Se réapproprier son attention et son temps (confiné ou non)

Une notification pour un live sur Instagram. Une vibration pour un nouveau match sur Tinder. Une alerte du jeu Mario Kart pour faire une nouvelle partie. Un voyant pour signaler un message Whatsapp. Les experts du design addictif rivalisent d’inventivité pour nous rendre accros à leurs applications. Tandis que de plus en plus de personnages médiatiques de la Silicon valley font leur mea culpa en admettant avoir créé des monstres.
En cette période de confinement où nous sommes plus que jamais exposés à nos écrans, il est bon de déconnecter un peu et prendre le temps de réfléchir à cette question: comment se défendre dans l’économie de l’attention, se libérer de l’addiction à la technologie et se réapproprier notre temps ?

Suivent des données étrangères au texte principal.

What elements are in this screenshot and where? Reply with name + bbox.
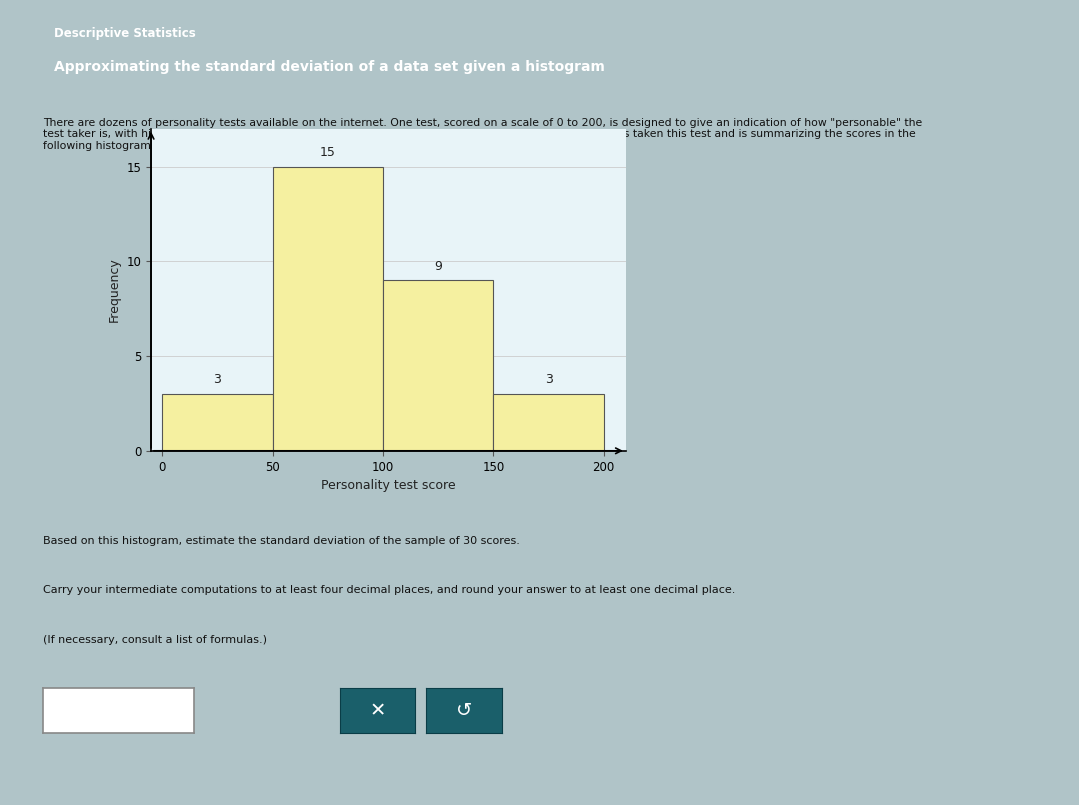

Il y a environ 3 ans, j’ai pris la décision de laisser de côté mon mode de vie hyperconnecté pour vivre des expériences déconnectées en immersion totale dans la nature. J’ai pu me rendre compte des bienfaits de ces épisodes sur mon cerveau et j’ai été naturellement passionné par ces sujets.

Plus je lisais et m’informais, plus je prenais conscience que j’avais accepté inconsciemment, en subissant cette hyperconnexion, de me faire voler le bien le plus précieux, mon temps.

Certaines questions ont commencé à m’obséder..
Pourquoi et comment sommes-nous devenus tant accros à nos compagnons numériques?
Comment profiter des bienfaits de la technologie et d’internet sans subir les attaques de ces voleurs de temps?
Comment adopter des usages numériques conscients et sélectifs tout en protégeant mon attention et mon temps ?

La ruée vers l’attention

Nous vivons dans l’ère des distractions massives où notre attention est de plus en plus menacée et ce n’est pas arrivé par accident.

Ce que vous possédez de plus précieux pour les géants du web, est bien votre temps de cerveau disponible.

Le CEO de Netflix, un des grands gagnants du confinement, expliquait dans une interview que son plus gros concurrent est… notre sommeil…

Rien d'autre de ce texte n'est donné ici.